Prompt: a hand –style ancient, 4k, hdr, high quality, hand texture
Prompt: a hand –style chinese ink painting, black and white, 4k, hdr, high quality, hand texture
Prompt: a hand –style ancient, 4k, hdr, high quality, hand texture
Prompt: a hand –style ancient, 4k, hdr, high quality, hand texture
Prompt: BLACK AND WHITE HAIR ANCIENT, WATER PAINTING STYLE
Plan for next week :
- Meet with Panpan for sound support.
- Continue working on the website and weekly blogs.
- Finalize Pangu’s movement animations.
- Work on Pangu’s facial expressions as well as hair and beard movements.
- Research more on AI rendering and iterate on rendering the film.
- Improve the last scene camera angle and the background.
- Improve the Yin & Yang scene and use different layers to improve the crack movements.
- Add the trailing VFX into the film.
- Provide an update on both versions of the films and give to Pan-Pan on time.
Challenge:
- Hard to estimate how long each approach will take and what potential problems we will meet throughout the semester.

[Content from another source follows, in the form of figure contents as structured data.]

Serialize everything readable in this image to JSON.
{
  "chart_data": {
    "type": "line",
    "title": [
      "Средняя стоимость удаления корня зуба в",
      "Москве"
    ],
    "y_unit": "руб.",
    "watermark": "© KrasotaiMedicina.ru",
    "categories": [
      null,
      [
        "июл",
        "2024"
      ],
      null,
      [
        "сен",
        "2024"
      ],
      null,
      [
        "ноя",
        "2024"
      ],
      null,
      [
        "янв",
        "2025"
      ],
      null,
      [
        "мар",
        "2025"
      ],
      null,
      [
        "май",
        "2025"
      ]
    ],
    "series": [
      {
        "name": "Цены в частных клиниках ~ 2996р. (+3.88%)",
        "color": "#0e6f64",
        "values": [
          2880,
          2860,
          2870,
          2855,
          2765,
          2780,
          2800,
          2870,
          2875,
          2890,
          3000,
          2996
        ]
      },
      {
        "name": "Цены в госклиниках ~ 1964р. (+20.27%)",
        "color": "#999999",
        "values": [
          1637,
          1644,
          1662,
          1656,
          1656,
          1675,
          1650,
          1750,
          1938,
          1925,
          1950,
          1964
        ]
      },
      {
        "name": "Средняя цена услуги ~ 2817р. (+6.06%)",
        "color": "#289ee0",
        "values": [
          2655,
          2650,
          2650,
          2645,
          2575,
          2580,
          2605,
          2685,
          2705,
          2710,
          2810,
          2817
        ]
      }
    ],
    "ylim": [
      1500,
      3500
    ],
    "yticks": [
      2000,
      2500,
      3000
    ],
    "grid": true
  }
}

- Hard to estimate the cost for AI tools, and how effective they will be.
- Need to think of better ways to document our research process.
- Need to make sure we have some powerful shots in the film.
- Need to prepare for the ETC Soft Opening.
- Need to keep Panpan on the same page for sound production.
- AI modeling is proved to fail, and need to shift focus to AI rigging for approach 2.
- A lot of changes in the character animations, which will also affect the camera sequence.